Author of the book, "Do Way, Way More in WorkFlowy", I blog on ProductivityMashup.com and for the WorkFlowy blog.

4 thoughts on “The Tooth Fairy does Kanban in WorkFlowy”

  1. I am retired. Therefore GTD does not interrupt coffee & donuts with “morning joe” in the AM and Uncle “Tito” (vodka) & pickled herring in the PM. I adopted “wf” after reading Frank’s book. With no deadlines other than coffee and booze I am not pressed. However Kanban (so aptly described by Frank) lends itself on how I can put pieces of disparate information in a workflow that fits my comfort level.

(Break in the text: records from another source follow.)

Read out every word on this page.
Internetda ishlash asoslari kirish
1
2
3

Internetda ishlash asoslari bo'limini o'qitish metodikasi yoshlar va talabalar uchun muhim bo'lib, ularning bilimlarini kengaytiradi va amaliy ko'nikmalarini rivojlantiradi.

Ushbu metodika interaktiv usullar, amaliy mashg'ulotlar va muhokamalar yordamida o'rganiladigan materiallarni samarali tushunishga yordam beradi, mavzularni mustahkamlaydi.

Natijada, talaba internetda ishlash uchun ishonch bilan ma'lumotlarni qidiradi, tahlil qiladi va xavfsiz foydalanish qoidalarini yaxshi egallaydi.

    I do not use #backlogged, #doing #done (why? – no deadlines) but do use a process learned from Nathan Schafer: http://goo.gl/3VwEKG on pushing bullet items I have am working on to the “top spot” in subject item level. Other items politely take the next spot lower. This, of course, gives me a handy “visual” reference on what I have avoided..

    A shout here for Nathan… His workflowy recipe for recipes, shopping lists, and inventory is slick!

    1. Yes, slick would be the word when describing Nathan’s setup. I’m taking a couple of pages from his book as I bring my culinary skills up to bare-essential scratch.